From an API perspective: with the single exception of stat(2), all filesystem calls involving the target directory will trigger a mount. However, a readdir(3)/getdents(2) of the parent directory (/parent) enclosing the target (/parent/target) will not trigger a mount.
For example:
ls /parent
will not trigger a mount
ls -l /parent
will not trigger a mount
ls -d /parent/target
will not trigger a mount
All other filesystem commands involving the target directory will trigger a mount
Automounter comparison: the automounter will only automatically mount nested mounts when encountered under /net.
referrals will enable a "browsing" feature similar, but not identical, to the automounter. (will use the same mechanism employed by NFSv4 mirror mounts)
When the automounter browsing option is enabled for indirect maps, it is possible to see the existence of automount trigger points before they are mounted:
estale $ ls -ld /home/alice dr-xr-xr-x 1 root root 1 Oct 18 12:36 /home/alice estale $ mount | grep alice estale $
Note that the attributes of the directory are generated by the client, and do not match reality on the server. The directory is given mode 0555, with root ownership, and the modification time is the current time. If the directory is mounted - e.g. by changing into the directory - the automounter completes the mount, and the real directory attributes are seen:
estale $ ls -ld /home/alice drwxr-xr-x 79 alice pawns 20480 Oct 18 13:19 /home/alice
(as well as its contents).
Note that the automounter "/net" feature is a special case, where the automounter will automatically mount any server filesystems it traverses.

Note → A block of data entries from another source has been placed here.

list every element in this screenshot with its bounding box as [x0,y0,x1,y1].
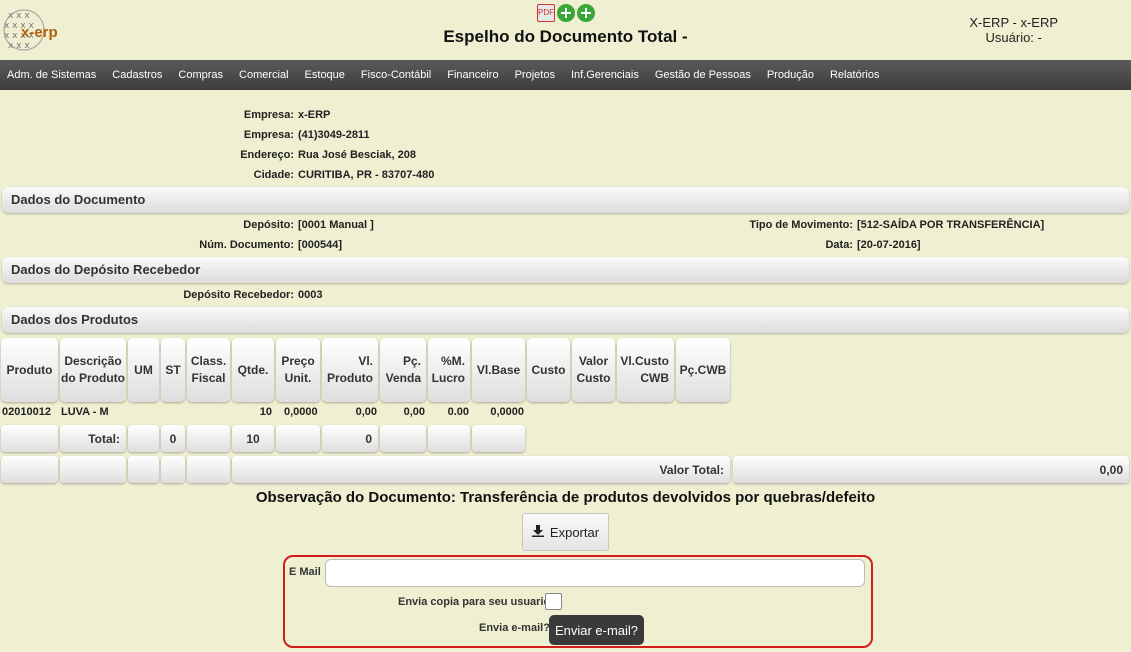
tipo-movimento-row: Tipo de Movimento: [512-SAÍDA POR TRANSFE… [749,219,1045,231]
menu-adm-sistemas[interactable]: Adm. de Sistemas [7,69,96,81]
total-cell-lucro [428,425,470,452]
total-st: 0 [161,425,185,452]
col-vl-custo-cwb[interactable]: Vl.Custo CWB [617,338,674,402]
add-icon[interactable]: + [557,4,575,22]
menu-projetos[interactable]: Projetos [515,69,555,81]
valor-total-label: Valor Total: [232,456,730,483]
copy-checkbox[interactable] [545,593,562,610]
header: x x x x x x x x x x x x x x x-erp PDF + … [0,0,1131,60]
menu-compras[interactable]: Compras [178,69,223,81]
section-dados-documento: Dados do Documento [2,187,1129,213]
cell-pc-venda: 0,00 [403,406,425,418]
section-dados-produtos: Dados dos Produtos [2,307,1129,333]
cell-vl-base: 0,0000 [490,406,524,418]
download-icon [531,524,544,540]
export-button[interactable]: Exportar [522,513,609,551]
menu-comercial[interactable]: Comercial [239,69,289,81]
total-vl-produto: 0 [322,425,378,452]
num-documento-row: Núm. Documento: [000544] [199,239,343,251]
company-address-row: Endereço: Rua José Besciak, 208 [240,149,417,161]
valor-total-value: 0,00 [733,456,1129,483]
vt-cell-1 [1,456,58,483]
vt-cell-2 [60,456,126,483]
svg-text:x x x: x x x [8,11,30,21]
vt-cell-4 [161,456,185,483]
total-cell-preco [276,425,320,452]
menu-estoque[interactable]: Estoque [305,69,345,81]
company-city-row: Cidade: CURITIBA, PR - 83707-480 [253,169,435,181]
total-cell-um [128,425,159,452]
send-label: Envia e-mail? [479,622,550,634]
total-label: Total: [60,425,126,452]
col-preco-unit[interactable]: Preço Unit. [276,338,320,402]
col-class-fiscal[interactable]: Class. Fiscal [187,338,230,402]
company-phone-row: Empresa: (41)3049-2811 [243,129,370,141]
user-info: X-ERP - x-ERP Usuário: - [969,15,1058,45]
section-deposito-recebedor: Dados do Depósito Recebedor [2,257,1129,283]
total-cell-base [472,425,525,452]
copy-label: Envia copia para seu usuario? [398,596,557,608]
total-cell-class [187,425,230,452]
total-qtde: 10 [232,425,274,452]
deposito-recebedor-row: Depósito Recebedor: 0003 [183,289,323,301]
observacao-documento: Observação do Documento: Transferência d… [255,489,876,506]
col-descricao[interactable]: Descrição do Produto [60,338,126,402]
col-produto[interactable]: Produto [1,338,58,402]
menu-producao[interactable]: Produção [767,69,814,81]
menu-gestao-pessoas[interactable]: Gestão de Pessoas [655,69,751,81]
send-email-button[interactable]: Enviar e-mail? [549,615,644,645]
menu-financeiro[interactable]: Financeiro [447,69,498,81]
company-name-row: Empresa: x-ERP [243,109,331,121]
deposito-row: Depósito: [0001 Manual ] [243,219,374,231]
menu-relatorios[interactable]: Relatórios [830,69,880,81]
col-vl-base[interactable]: Vl.Base [472,338,525,402]
col-pc-venda[interactable]: Pç. Venda [380,338,426,402]
email-label: E Mail [289,566,321,578]
col-m-lucro[interactable]: %M. Lucro [428,338,470,402]
col-um[interactable]: UM [128,338,159,402]
menu-cadastros[interactable]: Cadastros [112,69,162,81]
col-custo[interactable]: Custo [527,338,570,402]
menu-inf-gerenciais[interactable]: Inf.Gerenciais [571,69,639,81]
total-cell-pc [380,425,426,452]
page-title: Espelho do Documento Total - [443,27,688,46]
cell-produto: 02010012 [2,406,51,418]
add-more-icon[interactable]: + [577,4,595,22]
col-pc-cwb[interactable]: Pç.CWB [676,338,730,402]
company-user: X-ERP - x-ERP [969,15,1058,30]
data-row: Data: [20-07-2016] [825,239,921,251]
total-cell-blank [1,425,58,452]
col-qtde[interactable]: Qtde. [232,338,274,402]
top-icons: PDF + + [537,4,595,22]
vt-cell-5 [187,456,230,483]
pdf-icon[interactable]: PDF [537,4,555,22]
user-label: Usuário: - [985,30,1042,45]
col-st[interactable]: ST [161,338,185,402]
cell-preco: 0,0000 [284,406,318,418]
vt-cell-3 [128,456,159,483]
col-vl-produto[interactable]: Vl. Produto [322,338,378,402]
col-valor-custo[interactable]: Valor Custo [572,338,615,402]
email-input[interactable] [325,559,865,587]
cell-qtde: 10 [259,406,272,418]
export-label: Exportar [549,524,600,540]
menu-fisco-contabil[interactable]: Fisco-Contábil [361,69,431,81]
cell-descricao: LUVA - M [61,406,109,418]
cell-vl-produto: 0,00 [355,406,377,418]
main-menu: Adm. de Sistemas Cadastros Compras Comer… [0,60,1131,90]
cell-m-lucro: 0.00 [447,406,469,418]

The functionality proposed here is similar but includes being referred to another server, by using solely NFSv4 mechanisms, with no involvement of the automounter. In addition, of course, it is not tied to a particular trigger-point (/net).
In the absence of any client automount map, the existing NFSv4 server implementation in Solaris still presents the entire server namespace to the client, i.e server mounts-points (in effect) are visible to the client before the client has mounted them, even if the server mount-points themselves are on a server filesystem that is not shared:
NFSv4-server # share - /dum rw=pawns "" - /dee rw=pawns "" # note that the server does not share "/", yet we may mount it NFSv4-client # mount NFSv4-server:/ /mnt NFSv4-client # ls -l /mnt total 4 drwxr-xr-x 3 alice pawns 512 Oct 18 15:01 dee drwxr-xr-x 37 root sys 1024 Oct 18 14:50 dum
This continues to provide the useful browsing feature, previously available via the automounter, without imposing the overhead of a mount, which may be important in the presence of many server filesystems e.g. when using ZFS.
Note that the attributes of the file systems are not presented correctly. Because the new server has not be contacted yet we don't have access to the correct attributes. What will be presented will be the attributes for the referral point and not the file system on the new server.
However, the contents of the server's filesystems cannot be seen:
NFSv4-server # ls -al /dee total 20 drwxr-xr-x 3 alice pawns 512 Oct 18 15:01 . drwxr-xr-x 31 root root 1024 Oct 18 15:01 .. drwx------ 2 alice pawns 8192 Oct 18 14:53 lost+found -rw-r--r-- 1 alice pawns 0 Oct 18 14:58 this_file_is_in_slash_dee NFSv4-client # ls -al /mnt/dee total 4 drwxr-xr-x 3 alice pawns 512 Oct 18 15:01 . drwxr-xr-x 31 root root 1024 Oct 18 15:01 ..
The proposed referral functionality would cause a real NFSv4 mount to occur when the client crosses into the new filesystem on the referred to server by accessing /mnt/dee. This functionality is the same as mirror mounts with the additional caveat NFSv4-server is the referred to server and the original lookup was to another server which referred us to NFSv4-server.